除非另有定义,本文所使用的所有的技术和科学术语与属于本申请的技术领域的技术人员通常理解的含义相同。本文中在本申请的说明书中所使用的术语只是为了描述具体的实施例的目的,不是旨在于限制本申请。
本申请实施例可以应用于数据解压缩的场景。
图1为数据解压缩的架构示意图。从存储器(Memory)中读取数据,送入处理模块进行处理。其中,存储器中存储的数据为压缩数据(即经过数据压缩处理后的数据)。处理模块中包括解压缩单元与处理单元(例如计算单元)。解压缩单元对从存储器读取到的压缩数据进行解压缩,获得压缩数据对应的原始数据,处理单元对该原始数据进行相关处理。
应理解,相对于原始数据(即未进行数据压缩处理的数据),压缩数据在存储器中所需的存储空间较小,从存储器传输到处理莫模块所需的数据带宽(Bandwidth)也较小,即可以通过较短的时间把数据装载到处理模块中, 这样可以提高数据处理效率。
如前文描述,在现有技术中,分别从存储器读取压缩数据与压缩指令,然后利用压缩指令与压缩数据进行数据解压缩,获得原始数据。该现有技术存在压缩数据与压缩指令之间的同步问题,倘若二者的传输不同步,就需要相互等待,会增加数据解压缩的时间开销,这种时间开销可能会降低上述数据压缩带来的提高数据处理效率的效益。
针对上述问题,本申请提出一种数据解压缩的方案,可以在一定程度上降低数据解压缩的时间开销,提高数据解压缩的效率,从而可以提高数据处理效率。
图2为本申请实施例提供的数据解压缩的装置200的示意性框图。该装置200包括控制模块210、缓存模块220和解压缩模块230。
控制模块210用于,控制外部存储器中的压缩数据载入缓存模块220。如图2所示,外部存储器表示数据解压缩的装置200之外的存储模块。
控制模块210可以是控制电路。
控制模块210控制压缩数据载入缓存模块220的方式可以是:控制模块210读取外部存储器中的压缩数据,将其写入缓存模块220。
压缩数据表示原始数据经过数据压缩处理之后得到的数据。
在本申请实施例中,压缩数据由压缩单元组成。每个压缩单元由非零数据与压缩信息组成,如图3所示。其中,非零数据表示该压缩单元对应的原始数据中取值不为零的数据;压缩信息为用于表示该压缩单元对应的原始数据中非零数据的位置的信息(也相当于,压缩信息为用于表示该压缩单元对应的原始数据中取值不为零的数据的位置)。
每个压缩单元对应的原始数据包括M个数据,相当于,在原始数据中,每M个数据作为一个压缩单元进行压缩。
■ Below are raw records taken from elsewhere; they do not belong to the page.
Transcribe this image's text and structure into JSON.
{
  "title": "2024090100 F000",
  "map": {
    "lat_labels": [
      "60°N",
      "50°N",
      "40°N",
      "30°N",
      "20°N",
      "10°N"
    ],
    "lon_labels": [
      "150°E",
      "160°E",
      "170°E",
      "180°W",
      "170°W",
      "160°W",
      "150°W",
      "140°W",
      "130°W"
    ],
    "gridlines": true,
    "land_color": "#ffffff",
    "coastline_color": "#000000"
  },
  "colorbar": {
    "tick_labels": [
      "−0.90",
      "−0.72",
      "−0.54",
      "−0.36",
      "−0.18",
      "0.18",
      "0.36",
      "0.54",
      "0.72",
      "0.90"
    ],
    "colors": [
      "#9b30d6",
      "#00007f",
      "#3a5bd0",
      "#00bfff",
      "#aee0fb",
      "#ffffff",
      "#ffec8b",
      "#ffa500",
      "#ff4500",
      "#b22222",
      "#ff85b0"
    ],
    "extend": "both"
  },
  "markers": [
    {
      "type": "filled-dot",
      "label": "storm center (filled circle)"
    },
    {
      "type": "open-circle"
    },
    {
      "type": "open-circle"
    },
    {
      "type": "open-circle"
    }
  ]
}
M为正整数,例如,M等于8。
原始数据的数据精度为N比特,相当于,在原始数据中每个数据都是N比特精度。N为正整数,例如,N为8比特(1byte)。
作为示例,假设每个压缩单元对应的原始数据包括8个数据,数据精度为8比特。例如,一个压缩单元对应的原始数据为“D,C,0,0,0,B,0,A”,对该原始数据进行数据压缩之后得到的压缩数据为“DCBA_11000101”,即该压缩单元为“DCBA_11000101”。其中,“DCBA”为该原始数据中的非零数据,“11000101”为8比特的压缩信息,用于表示原始数据“D,C,0,0,0,B,0,A”中非零 数据“DCBA”的位置,也相当于表示原始数据“D,C,0,0,0,B,0,A”中取值为零的数据的位置。
应理解,如果压缩单元对应的原始数据为8字节,则压缩单元的大小范围为1字节至9字节。例如,如果一个压缩单元对应的原始数据中8个数据均为0,则该压缩单元的大小为1字节。再例如,在上述“DCBA_11000101”的例子中,压缩单元的大小为5字节。再例如,如果一个压缩单元对应的原始数据中的8个数据均为非零数据,则压缩单元的大小为9字节。
图4为本申请实施例中涉及的对原始数据进行压缩获得压缩数据的示意图。一块连续的原始数据,划分成多组压缩单元对应的原始数据,对这多组原始数据分别压缩,连续排布之后,形成一块连续的压缩数据,即包括多个压缩单元的压缩数据。
控制模块210还用于,向解压缩模块230发送当前压缩单元在缓存模块220中的初始存储位置。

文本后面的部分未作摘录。